[XQZone General] RE: General Digest, Vol 16, Issue 2

Kelly Stirman kelly at marklogic.com
Wed Oct 5 14:02:42 PDT 2005


i actually prefer returning a node rather than a "snippet"of words or characters"around"the matching term. cts:highlight offers this ability by using $cts:node instead of $cts:text. this returns the enclosing node of the matching terms, so you have structural context. from this node, you can further navigate to other places in the document.
 
cts:highlight() also provides you the ability to return the part of the query that matches so that, in 
 
keep in mind that $cts:node returns the node within the document, not just as the node itself, so you'll probably want to enclose it in an element name that you can then extract from the resultant constructed node with a double slash. also, it will return the enclosing node for every match, so you probably want to simply get the first one.
 
kelly

________________________________

From: general-bounces at xqzone.marklogic.com on behalf of general-request at xqzone.marklogic.com
Sent: Wed 10/5/2005 3:00 PM
To: general at xqzone.marklogic.com
Subject: General Digest, Vol 16, Issue 2



Send General mailing list submissions to
        general at xqzone.marklogic.com

To subscribe or unsubscribe via the World Wide Web, visit
        http://xqzone.com/mailman/listinfo/general
or, via email, send a message with subject or body 'help' to
        general-request at xqzone.marklogic.com

You can reach the person managing the list at
        general-owner at xqzone.marklogic.com

When replying, please edit your Subject line so it is more specific
than "Re: Contents of General digest..."


Today's Topics:

   1. returning snippets centered on matches... (Travis Raybold)
   2. Re: returning snippets centered on matches...
      (Shannon Scott Shiflett)
   3. Re: returning snippets centered on matches... (Travis Raybold)


----------------------------------------------------------------------

Message: 1
Date: Tue, 04 Oct 2005 14:06:58 -0700
From: Travis Raybold <travis at raybold.com>
Subject: [XQZone General] returning snippets centered on matches...
To: General XQZone Discussion <general at xqzone.marklogic.com>
Message-ID: <4342EEF2.5060709 at raybold.com>
Content-Type: text/plain; charset="iso-8859-1"

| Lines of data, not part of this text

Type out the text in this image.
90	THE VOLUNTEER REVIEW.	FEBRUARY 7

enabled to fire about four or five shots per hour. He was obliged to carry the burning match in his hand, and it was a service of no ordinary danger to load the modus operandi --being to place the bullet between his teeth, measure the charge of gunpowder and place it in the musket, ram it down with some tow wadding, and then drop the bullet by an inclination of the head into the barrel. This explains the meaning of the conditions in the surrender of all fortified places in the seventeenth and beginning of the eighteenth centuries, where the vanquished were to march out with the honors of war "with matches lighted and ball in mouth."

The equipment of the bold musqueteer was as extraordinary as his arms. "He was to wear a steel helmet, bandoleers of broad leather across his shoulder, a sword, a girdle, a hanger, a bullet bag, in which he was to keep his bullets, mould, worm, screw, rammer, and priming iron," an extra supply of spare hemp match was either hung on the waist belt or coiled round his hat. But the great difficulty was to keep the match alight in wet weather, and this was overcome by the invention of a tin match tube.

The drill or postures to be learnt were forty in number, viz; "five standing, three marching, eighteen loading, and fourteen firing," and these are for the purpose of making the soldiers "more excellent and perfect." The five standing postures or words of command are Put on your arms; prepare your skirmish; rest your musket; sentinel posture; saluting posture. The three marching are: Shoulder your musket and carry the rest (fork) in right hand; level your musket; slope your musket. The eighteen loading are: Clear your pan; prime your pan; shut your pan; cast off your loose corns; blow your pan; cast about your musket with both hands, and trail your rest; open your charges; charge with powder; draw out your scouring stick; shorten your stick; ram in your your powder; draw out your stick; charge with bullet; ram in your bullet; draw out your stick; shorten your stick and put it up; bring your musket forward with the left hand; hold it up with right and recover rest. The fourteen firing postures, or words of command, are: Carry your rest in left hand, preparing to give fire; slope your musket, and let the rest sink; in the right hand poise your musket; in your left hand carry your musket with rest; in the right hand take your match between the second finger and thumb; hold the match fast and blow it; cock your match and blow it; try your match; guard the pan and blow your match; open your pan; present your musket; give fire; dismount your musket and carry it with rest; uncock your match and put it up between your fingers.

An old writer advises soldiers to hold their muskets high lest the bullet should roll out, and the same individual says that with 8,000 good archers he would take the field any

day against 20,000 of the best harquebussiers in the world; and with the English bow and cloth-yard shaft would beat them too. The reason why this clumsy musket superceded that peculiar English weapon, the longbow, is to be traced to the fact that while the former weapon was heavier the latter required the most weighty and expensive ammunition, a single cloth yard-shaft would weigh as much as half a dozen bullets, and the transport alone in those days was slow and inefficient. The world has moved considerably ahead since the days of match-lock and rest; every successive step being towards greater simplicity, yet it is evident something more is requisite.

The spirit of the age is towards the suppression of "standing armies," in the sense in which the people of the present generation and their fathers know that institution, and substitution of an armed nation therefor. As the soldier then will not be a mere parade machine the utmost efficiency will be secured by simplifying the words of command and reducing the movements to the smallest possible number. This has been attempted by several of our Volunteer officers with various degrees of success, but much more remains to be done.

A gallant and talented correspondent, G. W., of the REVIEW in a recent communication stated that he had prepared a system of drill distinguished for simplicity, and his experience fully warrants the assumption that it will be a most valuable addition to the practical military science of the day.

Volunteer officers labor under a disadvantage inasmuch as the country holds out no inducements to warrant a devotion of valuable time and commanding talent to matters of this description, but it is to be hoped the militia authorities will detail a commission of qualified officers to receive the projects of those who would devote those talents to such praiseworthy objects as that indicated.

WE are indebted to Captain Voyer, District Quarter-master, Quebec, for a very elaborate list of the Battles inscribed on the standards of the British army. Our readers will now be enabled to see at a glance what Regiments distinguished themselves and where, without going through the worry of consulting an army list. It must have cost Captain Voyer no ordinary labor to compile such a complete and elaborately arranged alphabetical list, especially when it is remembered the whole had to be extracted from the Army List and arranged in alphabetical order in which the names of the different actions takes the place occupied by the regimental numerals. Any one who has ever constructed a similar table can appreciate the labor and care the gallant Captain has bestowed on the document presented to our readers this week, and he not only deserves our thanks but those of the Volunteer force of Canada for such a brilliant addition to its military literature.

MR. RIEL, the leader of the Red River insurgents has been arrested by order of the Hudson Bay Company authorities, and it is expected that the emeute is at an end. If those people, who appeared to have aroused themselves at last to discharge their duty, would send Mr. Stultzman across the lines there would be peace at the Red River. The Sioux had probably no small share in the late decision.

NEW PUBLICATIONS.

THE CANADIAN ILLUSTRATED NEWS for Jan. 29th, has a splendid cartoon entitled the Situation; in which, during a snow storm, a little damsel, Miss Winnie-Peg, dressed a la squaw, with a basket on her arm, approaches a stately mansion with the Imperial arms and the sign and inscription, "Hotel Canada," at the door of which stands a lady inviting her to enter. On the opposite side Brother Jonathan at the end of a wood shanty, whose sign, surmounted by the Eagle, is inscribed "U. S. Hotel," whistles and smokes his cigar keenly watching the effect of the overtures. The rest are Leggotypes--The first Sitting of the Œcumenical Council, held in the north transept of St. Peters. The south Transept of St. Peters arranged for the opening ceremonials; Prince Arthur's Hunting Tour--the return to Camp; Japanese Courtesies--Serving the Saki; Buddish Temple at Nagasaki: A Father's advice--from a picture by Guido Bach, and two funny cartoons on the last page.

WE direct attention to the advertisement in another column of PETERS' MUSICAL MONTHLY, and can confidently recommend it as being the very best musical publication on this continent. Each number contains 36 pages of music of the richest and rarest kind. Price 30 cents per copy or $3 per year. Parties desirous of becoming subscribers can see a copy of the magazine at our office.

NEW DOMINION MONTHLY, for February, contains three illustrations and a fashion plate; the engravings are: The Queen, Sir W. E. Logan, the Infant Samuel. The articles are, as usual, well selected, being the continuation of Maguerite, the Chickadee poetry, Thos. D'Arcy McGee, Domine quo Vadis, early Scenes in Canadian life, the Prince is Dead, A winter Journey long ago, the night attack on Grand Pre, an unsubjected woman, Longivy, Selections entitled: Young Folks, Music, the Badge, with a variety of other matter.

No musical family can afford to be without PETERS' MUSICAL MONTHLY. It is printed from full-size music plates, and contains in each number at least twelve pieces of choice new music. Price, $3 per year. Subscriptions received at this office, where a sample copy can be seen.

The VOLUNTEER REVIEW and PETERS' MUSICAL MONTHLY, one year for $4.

im searching a data node, and want to return just a subset of the text,
centered on the matching string. i've modified some code kelly sent me,
and it works fairly well, but a search that used to take a fraction of a
second now takes 5 seconds. has anyone coded a function to return
snippets instead of the whole text that are reasonably efficient? i
could code this in php, but it seems a natural place to use marklogic,
if i can just figure out how to make it efficient.

thanks in advance for any help, the sample code follows

--travis

----------------------------------------------------------------------------------------------------


let $string := "totalitarian"

let $query := cts:element-word-query(xs:QName("data"),$string)

return

for $class in (cts:search(//class,$query))

return

<result>

{

let $scope := 5



let $hit :=
cts:highlight($class,$query,concat("<TRAVISRAYBOLDCONSTANT_START>",$cts:text,"<TRAVISRAYBOLDCONSTANT_END>"))



let $hit-text := cts:highlight($class,$query,<span
style="color:red;font-weight:bold">{$cts:text}</span>)



let $before :=
tokenize(substring-before($hit,"<TRAVISRAYBOLDCONSTANT_END>")," ")

let $after :=
tokenize(substring-after($hit,"<TRAVISRAYBOLDCONSTANT_START>")," ")



let $before-count := count($before)

let $before-snippet := $before[($before-count - $scope) to $before-count]

let $after-snippet := $after[1 to $scope]



let $snippet := <snippet>. . . .
{string-join(($before-snippet,$hit-text//this-hit/text(),$after-snippet),"
")} . . . . </snippet>



let $hilight-snippet :=

cts:highlight($snippet,$string,<span
style="color:red;font-weight:bold">{$cts:text}</span>)



return $hilight-snippet

}

</result>


-------------- next part --------------
A non-text attachment was scrubbed...
Name: smime.p7s
Type: application/x-pkcs7-signature
Size: 3174 bytes
Desc: S/MIME Cryptographic Signature
Url : http://xqzone.marklogic.com/pipermail/general/attachments/20051004/987459fa/smime-0001.bin

------------------------------

Message: 2
Date: Tue, 4 Oct 2005 17:16:06 -0400
From: Shannon Scott Shiflett <sss4r at virginia.edu>
Subject: Re: [XQZone General] returning snippets centered on
        matches...
To: General XQZone Discussion <general at xqzone.marklogic.com>
Message-ID: <DB7F5F8B-0603-4F54-A201-B62038DB95B7 at virginia.edu>
Content-Type: text/plain; charset="us-ascii"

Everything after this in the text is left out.